Auschwitz II, or Birkenau, was chosen for its proximity to the railroad lines, where prisoners, rounded up from every part of the country, were transported in cattle cars and dropped off by the trainloads at Auschwitz III.  Here, they were selected and separated from their families to exist as laborers under the most inhumane conditions or to be immediately eliminated.  Others were chosen for chemical and physical experimentation.  Birkenau, the larger of the two camps, covered 425 acres, with 300 buildings that could house up to 200,000 prisoners.  Four brick buildings, with gas chambers and ovens, were added to speed up the process of mass murder as more and more Jews were seized and deported.
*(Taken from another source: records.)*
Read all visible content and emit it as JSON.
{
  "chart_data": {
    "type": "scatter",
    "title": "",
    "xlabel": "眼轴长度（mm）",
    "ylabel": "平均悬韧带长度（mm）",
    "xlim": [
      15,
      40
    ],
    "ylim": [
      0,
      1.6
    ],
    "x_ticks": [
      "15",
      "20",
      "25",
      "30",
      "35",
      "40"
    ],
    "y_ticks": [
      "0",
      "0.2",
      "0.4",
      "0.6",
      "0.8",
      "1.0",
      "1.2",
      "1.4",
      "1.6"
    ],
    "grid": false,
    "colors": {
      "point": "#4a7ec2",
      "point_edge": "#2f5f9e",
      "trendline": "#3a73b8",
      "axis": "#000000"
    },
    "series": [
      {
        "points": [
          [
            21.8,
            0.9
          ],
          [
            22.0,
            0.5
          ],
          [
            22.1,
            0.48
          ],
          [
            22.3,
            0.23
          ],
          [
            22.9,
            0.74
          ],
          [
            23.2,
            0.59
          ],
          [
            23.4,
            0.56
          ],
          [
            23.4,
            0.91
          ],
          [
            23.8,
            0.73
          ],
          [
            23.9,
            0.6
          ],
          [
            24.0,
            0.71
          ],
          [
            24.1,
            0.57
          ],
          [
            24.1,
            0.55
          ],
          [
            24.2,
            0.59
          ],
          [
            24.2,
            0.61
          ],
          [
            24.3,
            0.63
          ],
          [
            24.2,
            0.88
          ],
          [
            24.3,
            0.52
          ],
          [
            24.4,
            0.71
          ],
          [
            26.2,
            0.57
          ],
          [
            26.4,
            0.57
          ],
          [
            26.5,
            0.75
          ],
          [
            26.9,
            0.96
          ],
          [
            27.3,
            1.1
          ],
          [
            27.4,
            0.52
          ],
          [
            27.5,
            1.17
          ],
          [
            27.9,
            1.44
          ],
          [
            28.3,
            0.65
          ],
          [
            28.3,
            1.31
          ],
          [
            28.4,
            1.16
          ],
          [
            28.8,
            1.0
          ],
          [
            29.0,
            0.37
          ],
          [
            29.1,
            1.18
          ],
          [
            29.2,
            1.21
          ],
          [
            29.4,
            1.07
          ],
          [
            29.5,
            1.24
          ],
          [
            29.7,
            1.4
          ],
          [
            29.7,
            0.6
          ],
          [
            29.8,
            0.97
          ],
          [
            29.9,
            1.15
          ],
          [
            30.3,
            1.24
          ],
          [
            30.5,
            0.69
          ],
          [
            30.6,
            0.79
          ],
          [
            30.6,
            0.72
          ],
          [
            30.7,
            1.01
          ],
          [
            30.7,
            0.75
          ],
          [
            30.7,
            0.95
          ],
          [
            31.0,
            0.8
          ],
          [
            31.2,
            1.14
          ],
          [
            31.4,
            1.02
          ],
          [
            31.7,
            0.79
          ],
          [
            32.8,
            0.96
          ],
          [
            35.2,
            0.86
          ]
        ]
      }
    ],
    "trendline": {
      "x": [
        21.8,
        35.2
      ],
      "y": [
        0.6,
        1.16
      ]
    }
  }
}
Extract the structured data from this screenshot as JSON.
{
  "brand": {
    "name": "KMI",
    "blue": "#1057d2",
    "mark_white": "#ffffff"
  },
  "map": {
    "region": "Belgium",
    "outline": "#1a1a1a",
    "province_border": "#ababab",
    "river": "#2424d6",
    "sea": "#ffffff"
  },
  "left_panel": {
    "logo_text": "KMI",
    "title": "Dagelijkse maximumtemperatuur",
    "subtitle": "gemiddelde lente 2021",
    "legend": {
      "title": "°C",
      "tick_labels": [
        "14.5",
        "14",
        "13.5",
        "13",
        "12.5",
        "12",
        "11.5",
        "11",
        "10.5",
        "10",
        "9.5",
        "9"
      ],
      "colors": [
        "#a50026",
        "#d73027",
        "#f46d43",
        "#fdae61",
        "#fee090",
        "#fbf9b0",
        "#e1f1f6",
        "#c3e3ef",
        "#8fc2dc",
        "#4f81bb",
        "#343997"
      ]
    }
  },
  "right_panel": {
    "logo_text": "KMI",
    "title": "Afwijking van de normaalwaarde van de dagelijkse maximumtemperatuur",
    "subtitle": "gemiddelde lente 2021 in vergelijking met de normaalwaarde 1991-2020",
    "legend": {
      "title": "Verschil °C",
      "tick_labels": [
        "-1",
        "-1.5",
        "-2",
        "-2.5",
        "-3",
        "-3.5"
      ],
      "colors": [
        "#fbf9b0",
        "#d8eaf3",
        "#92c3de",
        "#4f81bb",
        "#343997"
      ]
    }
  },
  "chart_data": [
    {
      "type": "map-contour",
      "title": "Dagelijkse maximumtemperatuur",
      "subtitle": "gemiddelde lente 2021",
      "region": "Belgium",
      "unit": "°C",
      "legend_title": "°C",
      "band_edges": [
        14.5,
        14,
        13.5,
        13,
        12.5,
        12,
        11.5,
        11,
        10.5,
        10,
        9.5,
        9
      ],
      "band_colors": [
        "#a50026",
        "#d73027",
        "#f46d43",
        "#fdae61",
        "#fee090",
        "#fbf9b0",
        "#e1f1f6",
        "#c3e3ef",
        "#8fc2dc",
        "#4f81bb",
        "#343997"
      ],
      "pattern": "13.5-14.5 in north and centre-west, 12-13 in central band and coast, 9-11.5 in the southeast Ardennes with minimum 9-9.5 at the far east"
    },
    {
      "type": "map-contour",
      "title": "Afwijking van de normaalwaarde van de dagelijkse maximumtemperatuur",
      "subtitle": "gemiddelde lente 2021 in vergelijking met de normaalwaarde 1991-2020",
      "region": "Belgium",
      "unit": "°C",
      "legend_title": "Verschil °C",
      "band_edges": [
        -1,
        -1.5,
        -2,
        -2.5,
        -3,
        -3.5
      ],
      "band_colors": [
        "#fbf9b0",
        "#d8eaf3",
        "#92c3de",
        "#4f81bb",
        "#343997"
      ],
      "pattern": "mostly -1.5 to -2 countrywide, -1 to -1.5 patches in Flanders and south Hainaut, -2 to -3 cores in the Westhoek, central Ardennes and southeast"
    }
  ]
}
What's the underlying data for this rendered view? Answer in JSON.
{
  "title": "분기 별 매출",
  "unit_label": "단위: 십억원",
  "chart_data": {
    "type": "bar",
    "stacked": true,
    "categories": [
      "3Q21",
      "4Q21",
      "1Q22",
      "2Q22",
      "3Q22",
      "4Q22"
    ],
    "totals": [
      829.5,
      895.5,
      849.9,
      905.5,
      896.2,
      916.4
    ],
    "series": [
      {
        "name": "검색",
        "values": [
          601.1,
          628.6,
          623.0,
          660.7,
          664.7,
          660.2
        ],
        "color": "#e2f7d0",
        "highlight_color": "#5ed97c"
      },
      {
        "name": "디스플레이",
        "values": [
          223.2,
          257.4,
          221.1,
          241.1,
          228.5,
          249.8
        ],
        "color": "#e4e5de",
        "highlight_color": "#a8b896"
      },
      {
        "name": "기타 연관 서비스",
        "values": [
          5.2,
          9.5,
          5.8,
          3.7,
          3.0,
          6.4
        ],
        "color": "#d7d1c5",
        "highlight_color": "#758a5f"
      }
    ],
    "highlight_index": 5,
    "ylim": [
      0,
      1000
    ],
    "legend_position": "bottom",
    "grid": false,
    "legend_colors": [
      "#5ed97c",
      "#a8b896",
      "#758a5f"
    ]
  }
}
During the years immediately following WWII, it took some time for people, other than the survivors and relatives of the victims, to attach much credibility to the ongoing news reports of Auschwitz and other similar concentration camps.  Such stories were met with shock and disbelief; how could such things have happened.  For many of us, it wasn’t until the criminals responsible for these atrocities were put on trial that we finally faced the terrible reality of the Holocaust.  On Jul 2, 1947, the Polish Parliament combined two of the Auschwitz camps in the Auschwitz-Birkenau State Museum and the third camp was subsequently destroyed.  Auschwitz I and II have been preserved for the millions of tourists who come each year to view the Museum and Birkenau, the largest Jewish graveyard in the world, where the ashes of over a million victims were scattered across the fields.  People from every country and every religious faith have shared in the sorrow and relived the nightmare of Auschwitz.

Over the entrance to the main gate of the camp, we read the irony in the sign, originally placed there by Rudolph Hoess, whose villa and garden where his children played stood next to one of the crematoriums.  The words, “Arbeit Macht Frei,” translate to  “work will set you free.”  The Jews were, in fact, not brought here to work; they were brought here to die.  What spiritual release he was referring to in such “work” is beyond our comprehension.  As we walk through the area, we listen to a flow of information given by smiling, friendly tourist guides.  The scene is one of horror, where abandoned suitcases, prosthetic limbs, human hair, children’s shoes, eye glasses, and empty Zylon B gas canisters are piled together, grim reminders of the mass graves of so many innocent people.  We pass the gas chambers, the experimental lab, the sterilization ward, one of the four crematoriums, and the incoming ramp to the ovens where the original metal rollers are still in place.  We can somehow hear the cries of the dying and feel the grief that is all around us.

Where does one look in such a place, where there is nothing to see, but the reality of a tragedy that should never have occurred?  We can only contemplate and reach out in spirit, as we remember and hope that the darkest days of history will not repeat themselves.

Auschwitz was designated a UNESCO heritage site in 1979 and to date over 25,000,000 have visited the site.  Tourist hotels in Krakow are only an hour away and guided tours, advisable for groups, can be arranged for 3 1/2 hours, or one and two days.  Admission is free and the Museum is open seven days a week during the following hours: 8:00 a.m. to 3:00 p.m., December through February; 8:00 a.m. to 4:00 p.m., March & November; 8:00 a.m. – 5:00 p.m., April & October; 8:00 a.m. – 6:00 p.m., May & September; and 8:00 a.m. – 7:00 p.m. June, July, & August.